BSM RG Treble Booster
The BSM RG Rory Gallagher tribute model is based on the British HORNBY-SKEWES unit first issue produced early 1967, used by Ritchie Blackmore, the brilliant and impulsive guitarist of Deep Purple. The unit produces a powerful and biting sound that was used to help create the epochal masterpieces e.g. "Deep Purple In Rock" and "Fireball". The long yearned new edition was issued under the name HS from BSM, including the same germanium transistors as the original 1967 version. The RG Rory Gallagher tribute model is basically a HS-C Custom, modified to nail Rory Gallaghers signature tone, known from his famous recordings like "Big Guns" or "Lonesome Highway". Compared to the HS-C Custom, the RG Rory Gallagher tribute model offers more gain for a more punchy sound with a good crunch. The RG Rory Gallagher tribute model, includes the same volume control, like Blackmore's modification on his treble booster. When dialed about halfway, you will achieve Gallaghers sound from his early records like "Deuce", "Live in Europe" and "Against The Grain". If you use a guitar with PAF style humbuckers, reduce the guitar's volume from 10 to 7 and set the PRA's volume to 50% to get this earthy, rough early/mid 70's R&B sound from the "Faces" (Ron Wood on guitar and Rod Stewart's vocals).

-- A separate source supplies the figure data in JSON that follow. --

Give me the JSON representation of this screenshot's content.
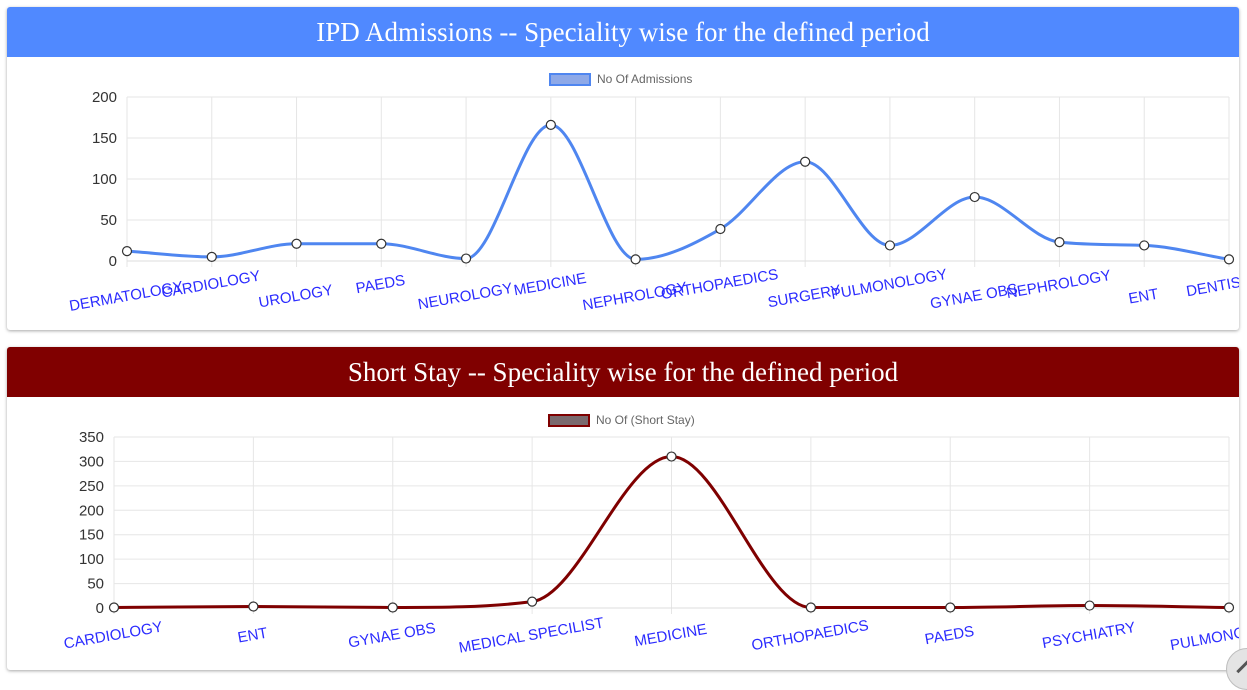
{
  "colors": {
    "ipd_header": "#5089ff",
    "ipd_line": "#4f86f0",
    "ipd_legend_fill": "#8ea9e8",
    "ss_header": "#800000",
    "ss_line": "#7f0000",
    "ss_legend_fill": "#7a6a6e",
    "tick_label": "#2b2bff",
    "grid": "#e6e6e6"
  },
  "icons": {
    "corner": "pencil-icon"
  },
  "chart_data": [
    {
      "type": "line",
      "title": "IPD Admissions -- Speciality wise for the defined period",
      "legend_position": "top",
      "grid": true,
      "ylim": [
        0,
        200
      ],
      "yticks": [
        0,
        50,
        100,
        150,
        200
      ],
      "categories": [
        "DERMATOLOGY",
        "CARDIOLOGY",
        "UROLOGY",
        "PAEDS",
        "NEUROLOGY",
        "MEDICINE",
        "NEPHROLOGY",
        "ORTHOPAEDICS",
        "SURGERY",
        "PULMONOLOGY",
        "GYNAE OBS",
        "NEPHROLOGY",
        "ENT",
        "DENTISTRY"
      ],
      "series": [
        {
          "name": "No Of Admissions",
          "values": [
            12,
            5,
            21,
            21,
            3,
            166,
            2,
            39,
            121,
            19,
            78,
            23,
            19,
            2
          ]
        }
      ]
    },
    {
      "type": "line",
      "title": "Short Stay -- Speciality wise for the defined period",
      "legend_position": "top",
      "grid": true,
      "ylim": [
        0,
        350
      ],
      "yticks": [
        0,
        50,
        100,
        150,
        200,
        250,
        300,
        350
      ],
      "categories": [
        "CARDIOLOGY",
        "ENT",
        "GYNAE OBS",
        "MEDICAL SPECILIST",
        "MEDICINE",
        "ORTHOPAEDICS",
        "PAEDS",
        "PSYCHIATRY",
        "PULMONOLOGY"
      ],
      "series": [
        {
          "name": "No Of (Short Stay)",
          "values": [
            1,
            3,
            1,
            13,
            310,
            1,
            1,
            5,
            1
          ]
        }
      ]
    }
  ]
}
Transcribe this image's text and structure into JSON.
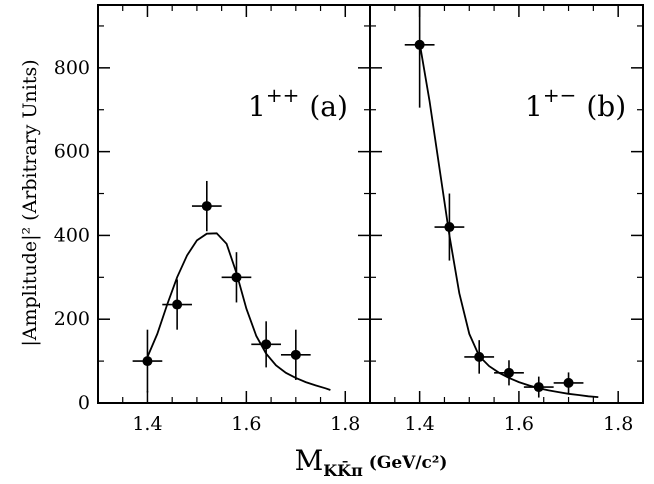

Almost all British rock guitarists using single coil pickup guitars used a germanium Treble Booster from the late 60's to the mid 70's. By the end of the seventies, the Treble Booster was replaced by a new circuit from Japan, the so called Tube Screamer and other similar overdrive circuits. These were based on the old Treble Boosters and therefore had a very similar frequency response. The germanium boosters on the other hand, sadly fell into oblivion despite their unique and inimitable sound. The RG Rory Gallagher tribute Treble Booster has been specifically designed for single coil pickups with a relatively low coil inductance, such as pickups in Fender, Rickenbacker, Burns or Vox guitars. On these pickups, the RG Rory Gallagher tribute model produces (with the volume control of the guitar turned up to the max) a fat, biting and penetrating lead sound, without any shrill characteristics. By lowering the guitar's volume control, many shades of crunch can be easily dialed in. Another thing to consider is that when a guitar amp's volume is turned up (reaching saturation), the power amp normally begins to mute the highs, which results in a duller sound. At an amp's full tilt, the RG Rory Gallagher tribute Treble Booster allows a more transparent tone (covering the entire frequency range) to shine through. The presence control on the amp need only be minimally used (if at all). When vintage amps are used (such as the Fender Deluxe, Fender Bassman, Vox AC30, Plexi Marshall 100w or Marshall Major) it is amazing what effect the use of a good treble booster has. It is also of interest to note, that Rory Gallagher played a standard Fender Strat into a VOX AC30 "top-boost" amp. The only stompbox he used, was his treble booster. After he used a Rangemaster for some time, he switched to the rare Hawk booster, which was very similar compared to the much more common Hornby-Skewes.
The Treble Booster is inserted between guitar and amplifier, not into the FX loop. The magical tone is achieved by the interaction between guitar pickup, treble booster and amplifier. The unit is powered by a 9V battery with a current consumption of approx. 280 uA. The average output level is 10dBm, the maximum output voltage when the strings are struck really hard is 7V max. Note: The positive pole of the battery is ground!